The affidavit connects some of the dots between the surveillance footage and cellphone data. Kohberger’s phone pinged communications towers in the region at the same time and in the same areas that the white Elantra was seen driving in the hours after the killings, the affidavit says.
Latah County prosecutors have said they believe Kohberger broke into the victims’ home intending to commit murder. But investigators have made no public statements about a possible motive, whether any weapons have been found, or whether they think Kohberger knew any of the victims: Kaylee Goncalves, 21; Madison Mogen, 21; Xana Kernodle, 20; and Ethan Chapin, 20.
Two other housemates were at home during the Nov. 13 killings, but were not physically harmed.
One of the uninjured housemates told investigators that she was awoken by noises at about 4 a.m., and thought she heard another housemate say something like, “there’s someone here.” She looked outside her bedroom and didn’t see anything. Later she thought she heard crying coming from Kernodle’s room and looked outside again. That’s when she said she heard a male voice say something to the effect of, “it’s OK, I’m going to help you,” according to the affidavit.
She later opened her door a third time and saw a masked man in black clothing whom she did not recognize walking toward her and stood in “frozen shock” as he walked past her toward a sliding glass door, the affidavit said. She went back in her room and locked the door.
Investigators believe the suspect then left the home. The document does not say what happened next at the home, or why police were not alerted for several more hours.
Mental health experts say common physiological responses to frightening or traumatic experiences include an urge to fight, an urge to flee, or an urge to freeze.
Location data from Kohberger’s cellphone showed he had traveled to the area of the victims’ residence at least a dozen times between late June and the night of the killings, authorities said.
Those apparent visits to the victims’ neighborhood all occurred late in the evening or in the early morning, the affidavit said.
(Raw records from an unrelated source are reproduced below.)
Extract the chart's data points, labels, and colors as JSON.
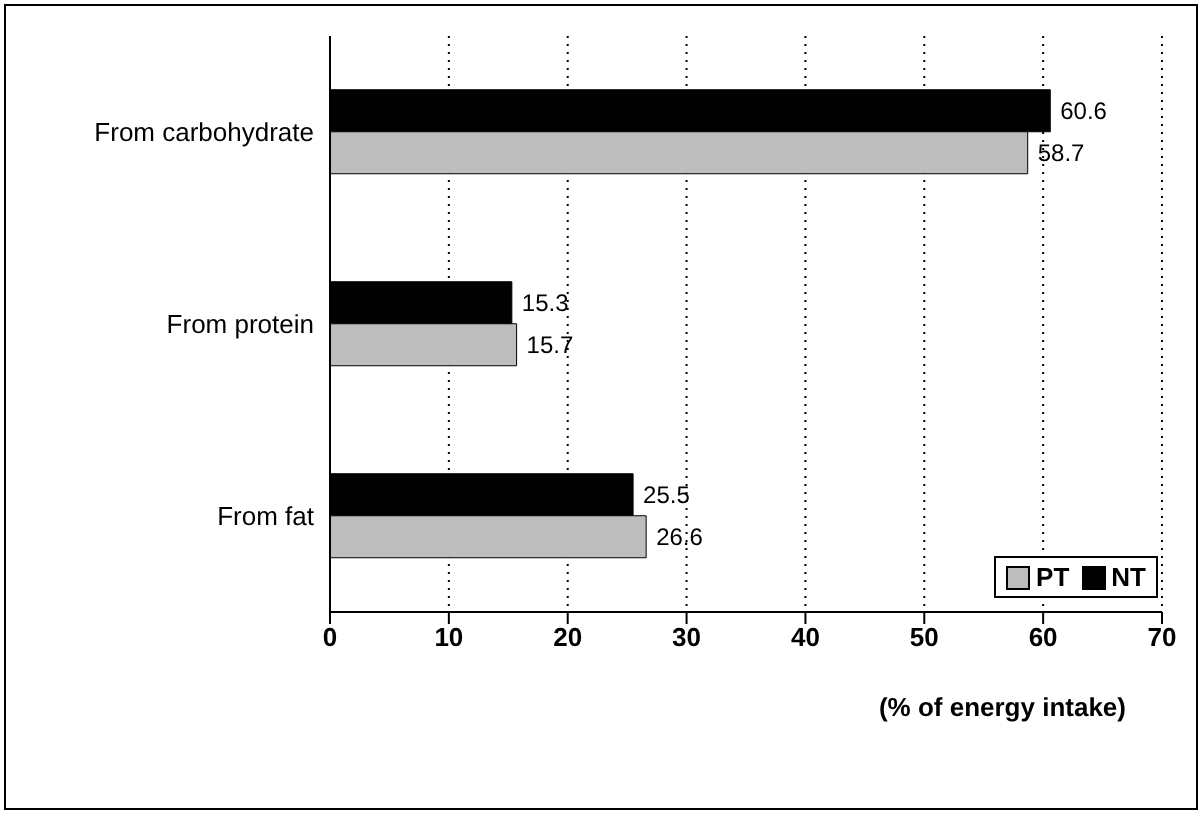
{
  "chart_data": {
    "type": "bar",
    "orientation": "horizontal",
    "xlabel": "(% of energy intake)",
    "categories": [
      "From carbohydrate",
      "From protein",
      "From fat"
    ],
    "series": [
      {
        "name": "PT",
        "color": "#bdbdbd",
        "values": [
          58.7,
          15.7,
          26.6
        ]
      },
      {
        "name": "NT",
        "color": "#000000",
        "values": [
          60.6,
          15.3,
          25.5
        ]
      }
    ],
    "xlim": [
      0,
      70
    ],
    "xticks": [
      0,
      10,
      20,
      30,
      40,
      50,
      60,
      70
    ],
    "grid": "x",
    "legend": "bottom right",
    "data_labels": true
  }
}
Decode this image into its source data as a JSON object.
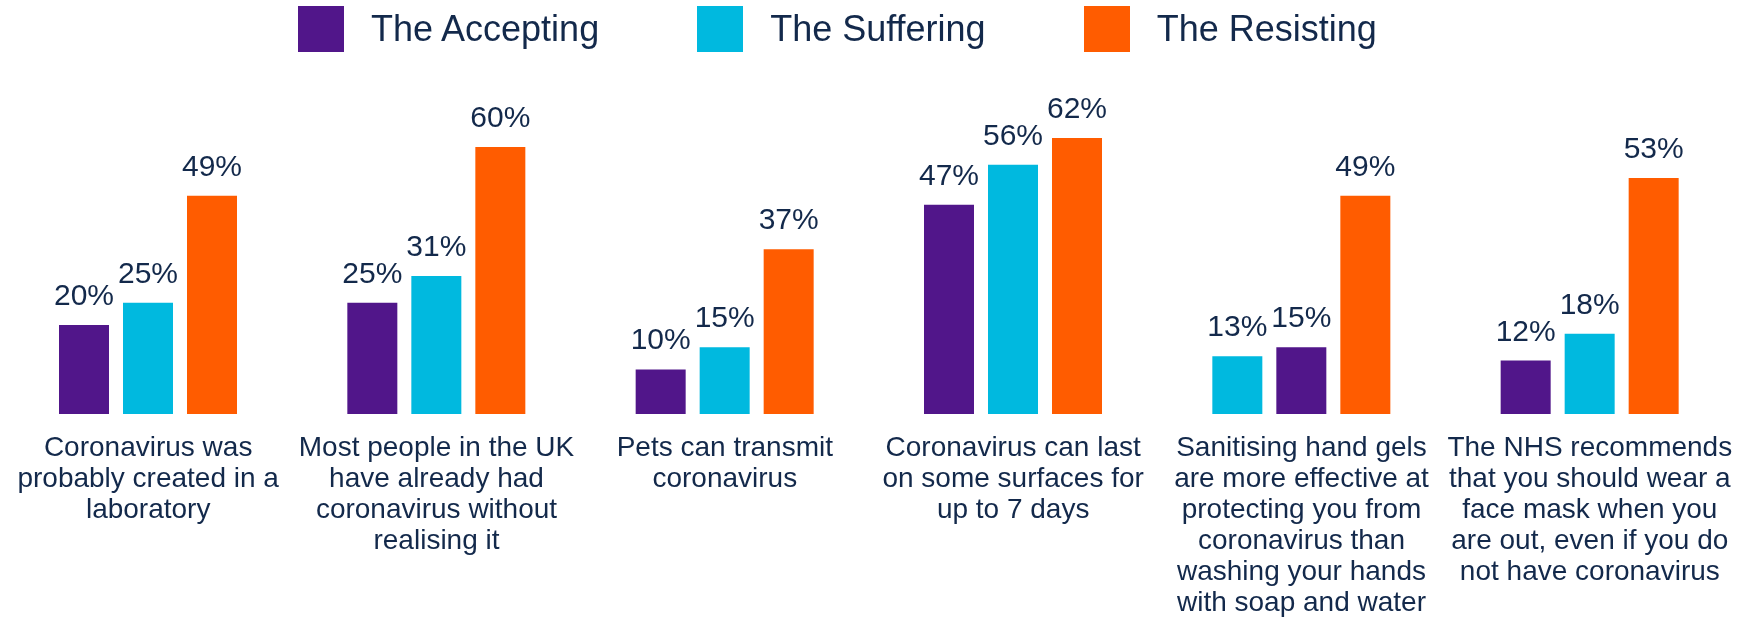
{
  "chart_data": {
    "type": "bar",
    "legend": "top",
    "categories": [
      "Coronavirus was probably created in a laboratory",
      "Most people in the UK have already had coronavirus without realising it",
      "Pets can transmit coronavirus",
      "Coronavirus can last on some surfaces for up to 7 days",
      "Sanitising hand gels are more effective at protecting you from coronavirus than washing your hands with soap and water",
      "The NHS recommends that you should wear a face mask when you are out, even if you do not have coronavirus"
    ],
    "series": [
      {
        "name": "The Accepting",
        "color": "#51168a",
        "colors": [
          "#51168a",
          "#51168a",
          "#51168a",
          "#51168a",
          "#00b9df",
          "#51168a"
        ],
        "values": [
          20,
          25,
          10,
          47,
          13,
          12
        ],
        "value_labels": [
          "20%",
          "25%",
          "10%",
          "47%",
          "13%",
          "12%"
        ]
      },
      {
        "name": "The Suffering",
        "color": "#00b9df",
        "colors": [
          "#00b9df",
          "#00b9df",
          "#00b9df",
          "#00b9df",
          "#51168a",
          "#00b9df"
        ],
        "values": [
          25,
          31,
          15,
          56,
          15,
          18
        ],
        "value_labels": [
          "25%",
          "31%",
          "15%",
          "56%",
          "15%",
          "18%"
        ]
      },
      {
        "name": "The Resisting",
        "color": "#ff5c00",
        "values": [
          49,
          60,
          37,
          62,
          49,
          53
        ],
        "value_labels": [
          "49%",
          "60%",
          "37%",
          "62%",
          "49%",
          "53%"
        ]
      }
    ]
  }
}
Investigators also obtained location data from the night of the killings, showing that Kohberger’s phone was near his home in Pullman until about 2:42 a.m.
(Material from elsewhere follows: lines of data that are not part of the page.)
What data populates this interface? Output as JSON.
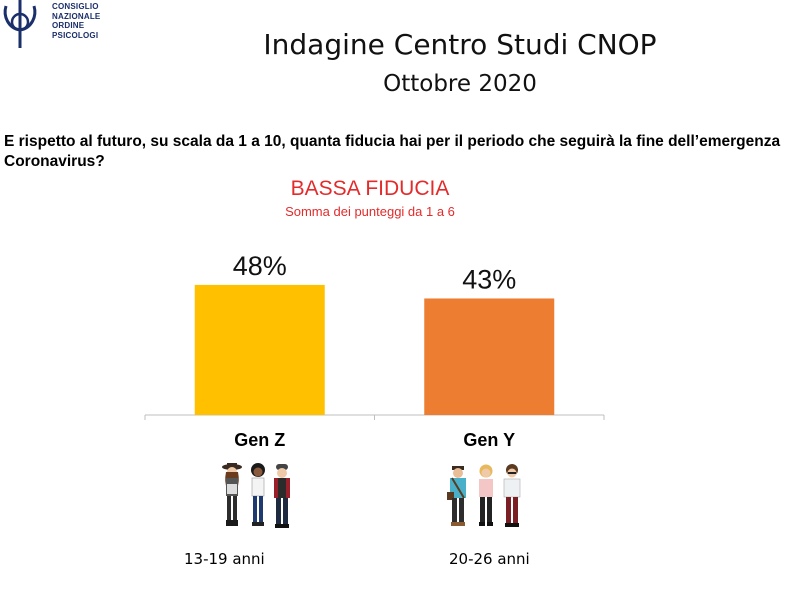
{
  "logo": {
    "lines": [
      "CONSIGLIO",
      "NAZIONALE",
      "ORDINE",
      "PSICOLOGI"
    ],
    "color": "#1b2f6b"
  },
  "header": {
    "title": "Indagine Centro Studi CNOP",
    "subtitle": "Ottobre 2020"
  },
  "question": "E rispetto al futuro, su scala da 1 a 10, quanta fiducia hai per il periodo che seguirà la fine dell’emergenza Coronavirus?",
  "chart_data": {
    "type": "bar",
    "title": "BASSA FIDUCIA",
    "subtitle": "Somma dei punteggi da 1 a 6",
    "categories": [
      "Gen Z",
      "Gen Y"
    ],
    "values": [
      48,
      43
    ],
    "value_labels": [
      "48%",
      "43%"
    ],
    "colors": [
      "#ffc000",
      "#ed7d31"
    ],
    "xlabel": "",
    "ylabel": "",
    "ylim": [
      0,
      100
    ],
    "grid": false,
    "legend": "none"
  },
  "age_ranges": [
    "13-19 anni",
    "20-26 anni"
  ]
}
Five minutes later, the phone started using cellular resources located southeast of the home -- consistent with Kohberger traveling south, the affidavit said. There was no other location data available from the phone until 4:48 a.m. — from a cellphone tower south of Moscow — suggesting Kohberger may have turned his phone off during the attack, the affidavit said.
At that point, the phone began taking a roundabout route back to Pullman, traveling south to Genesee, Idaho, then west to Uniontown, Washington and north to Pullman just before 5:30 a.m. -- around the same time the white sedan showed up on surveillance cameras in town.
An FBI expert identified the vehicle as a 2011-2016 Hyundai Elantra; Kohberger was driving a 2015 white Elantra during traffic stops in August and in October, the affidavit said.
At the time, Kohberger's vehicle had a Pennsylvania license plate and was registered in that state. That registration was set to expire on Nov. 30, however. On Nov. 18 — five days after the killings — Kohberger registered the car in the state of Washington, getting a new license plate.
Kohberger had applied to become an intern with the Pullman Police Department sometime in the fall of 2022, writing in his application essay that he wanted to help rural law enforcement agencies collect and analyze technical data in public safety operations, according to the affidavit. The document does not say if Kohberger was granted the internship.
The Pullman Police Department did not immediately respond to a message from The Associated Press asking if Kohberger ever became an intern with the department.
During Thursday's court hearing, Kohberger appeared with his attorney in an orange jumpsuit and remained silent while the magistrate ordered him not to have contact with the victims’ families. His next hearing was set for Jan. 12.
Some of Goncalves' family members attended the hearing.
“It's obviously an emotional time for the family, seeing the defendant for the first time,” the Goncalves family attorney, Shanon Gray, said outside the courthouse. “This is the beginning of the criminal justice system and the family will be here for the long haul.”